Verizon Wireless spokesman Andrew Testa wrote in an email that the new tower will provide 4G LTE, or fourth-generation long-term evolution services, which is the fastest service available in the Adirondacks for data as well as texting and calling. He said the new tower would be online sometime in 2017.

While the tower will serve Verizon Wireless customers, its APA permit says the company must make space available to other cell service carriers “to the extent that space is available at the then-current market rate customarily charged for such space leases.”

Verizon Wireless initially proposed a 94-foot-tall tower. The APA required a visual analysis of the tower as part of its review, which led to a reduction in the height of the tower by 5 feet and the addition of a simulated tree design with “concealment branching” at the top.

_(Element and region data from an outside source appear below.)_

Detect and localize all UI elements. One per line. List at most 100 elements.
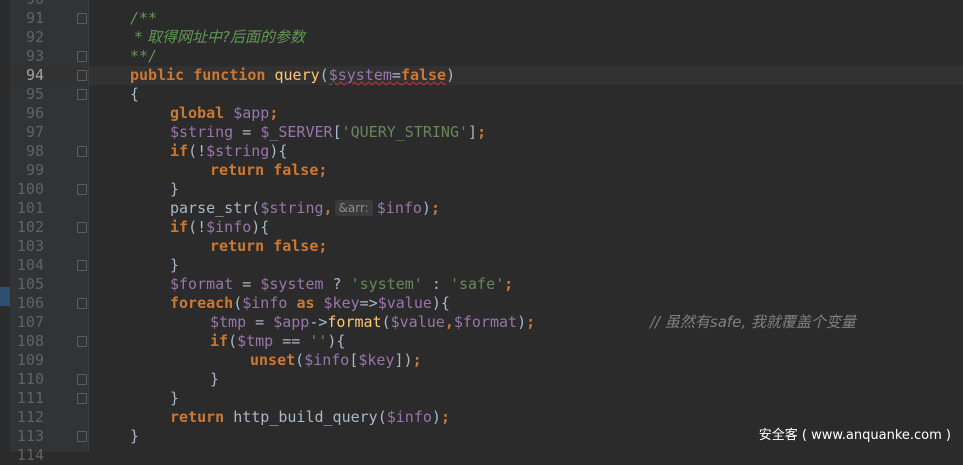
code-line-97[interactable]: $string = $_SERVER['QUERY_STRING']; [89, 123, 963, 142]
string: 'QUERY_STRING' [341, 123, 469, 141]
code-line-91[interactable]: /** [89, 9, 963, 28]
variable: $format [170, 275, 234, 293]
variable: $value [377, 294, 432, 312]
fold-icon[interactable] [77, 374, 87, 385]
keyword: return [170, 408, 225, 426]
variable: $key [358, 351, 395, 369]
gutter-row[interactable]: 103 [10, 237, 88, 256]
fold-icon[interactable] [77, 89, 87, 100]
gutter-row[interactable]: 94 [10, 66, 88, 85]
keyword: foreach [170, 294, 234, 312]
code-area[interactable]: /** * 取得网址中?后面的参数 **/ public function qu… [89, 0, 963, 452]
variable: $info [206, 218, 252, 236]
code-line-106[interactable]: foreach($info as $key=>$value){ [89, 294, 963, 313]
keyword: return [210, 237, 265, 255]
fold-icon[interactable] [77, 184, 87, 195]
variable: $tmp [237, 332, 274, 350]
gutter-row[interactable]: 113 [10, 427, 88, 446]
code-line-109[interactable]: unset($info[$key]); [89, 351, 963, 370]
gutter-row[interactable]: 93 [10, 47, 88, 66]
code-line-103[interactable]: return false; [89, 237, 963, 256]
gutter-row[interactable]: 112 [10, 408, 88, 427]
code-line-101[interactable]: parse_str($string, &arr: $info); [89, 199, 963, 218]
gutter-row[interactable]: 102 [10, 218, 88, 237]
fold-icon[interactable] [77, 70, 87, 81]
fold-icon[interactable] [77, 393, 87, 404]
fold-icon[interactable] [77, 13, 87, 24]
function-name: query [274, 66, 320, 84]
keyword: if [170, 218, 189, 236]
line-number: 104 [16, 256, 44, 274]
line-number: 97 [25, 123, 44, 141]
code-line-93[interactable]: **/ [89, 47, 963, 66]
line-number: 92 [25, 28, 44, 46]
gutter-row[interactable]: 111 [10, 389, 88, 408]
gutter-row[interactable]: 100 [10, 180, 88, 199]
function-call: http_build_query [233, 408, 378, 426]
code-line-99[interactable]: return false; [89, 161, 963, 180]
code-line-104[interactable]: } [89, 256, 963, 275]
gutter-row[interactable]: 91 [10, 9, 88, 28]
line-number: 107 [16, 313, 44, 331]
fold-icon[interactable] [77, 336, 87, 347]
fold-icon[interactable] [77, 298, 87, 309]
code-line-102[interactable]: if(!$info){ [89, 218, 963, 237]
code-line-108[interactable]: if($tmp == ''){ [89, 332, 963, 351]
gutter-row[interactable]: 107 [10, 313, 88, 332]
string: 'system' [350, 275, 423, 293]
brace: } [210, 370, 220, 388]
line-number: 112 [16, 408, 44, 426]
code-line-105[interactable]: $format = $system ? 'system' : 'safe'; [89, 275, 963, 294]
fold-icon[interactable] [77, 146, 87, 157]
gutter-row[interactable]: 97 [10, 123, 88, 142]
variable: $format [453, 313, 518, 331]
code-line-100[interactable]: } [89, 180, 963, 199]
gutter-row[interactable]: 101 [10, 199, 88, 218]
gutter-row[interactable]: 108 [10, 332, 88, 351]
gutter-row[interactable]: 110 [10, 370, 88, 389]
brace: } [170, 180, 180, 198]
line-number: 113 [16, 427, 44, 445]
gutter-row[interactable]: 106 [10, 294, 88, 313]
change-marker [0, 287, 10, 306]
fold-icon[interactable] [77, 222, 87, 233]
line-number: 106 [16, 294, 44, 312]
code-line-107[interactable]: $tmp = $app->format($value,$format); // … [89, 313, 963, 332]
code-line-111[interactable]: } [89, 389, 963, 408]
fold-icon[interactable] [77, 260, 87, 271]
variable: $tmp [210, 313, 247, 331]
gutter-row[interactable]: 90 [10, 0, 88, 9]
variable: $string [170, 123, 234, 141]
doc-comment: * 取得网址中?后面的参数 [130, 28, 305, 46]
code-editor[interactable]: 9091929394959697989910010110210310410510… [0, 0, 963, 464]
code-line-96[interactable]: global $app; [89, 104, 963, 123]
parameter: $system [328, 66, 392, 84]
gutter-row[interactable]: 92 [10, 28, 88, 47]
code-line-98[interactable]: if(!$string){ [89, 142, 963, 161]
operator: = [233, 123, 261, 141]
gutter-row[interactable]: 104 [10, 256, 88, 275]
line-number: 102 [16, 218, 44, 236]
gutter-row[interactable]: 99 [10, 161, 88, 180]
line-number: 94 [25, 66, 44, 84]
code-line-110[interactable]: } [89, 370, 963, 389]
gutter-row[interactable]: 98 [10, 142, 88, 161]
keyword: if [170, 142, 189, 160]
gutter-row[interactable]: 109 [10, 351, 88, 370]
code-line-95[interactable]: { [89, 85, 963, 104]
line-number-gutter[interactable]: 9091929394959697989910010110210310410510… [10, 0, 89, 464]
fold-icon[interactable] [77, 51, 87, 62]
variable: $info [242, 294, 288, 312]
code-line-92[interactable]: * 取得网址中?后面的参数 [89, 28, 963, 47]
gutter-row[interactable]: 96 [10, 104, 88, 123]
variable: $system [260, 275, 324, 293]
gutter-row[interactable]: 105 [10, 275, 88, 294]
fold-icon[interactable] [77, 431, 87, 442]
gutter-row[interactable]: 114 [10, 446, 88, 465]
code-line-94[interactable]: public function query($system=false) [89, 66, 963, 85]
keyword: global [170, 104, 225, 122]
gutter-row[interactable]: 95 [10, 85, 88, 104]
line-number: 96 [25, 104, 44, 122]
parameter-hint: &arr: [334, 200, 373, 216]
line-number: 98 [25, 142, 44, 160]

“As a result … the proposed simulated tree tower is not considered an adverse visual impact because its height above the canopy line will be within the realm of naturally occurring conditions in the area and the concealment branching will effectively create the impression of a white pine tree,” reads the company’s APA permit.

The APA issued its permit on Tuesday, according to agency spokesman Keith McKeever.

The Harrietstown Zoning Board of Appeals and Planning Board approved the project earlier this year.

The company has started some site work on the property, according to Harrietstown Code Enforcement Officer Ed Randig.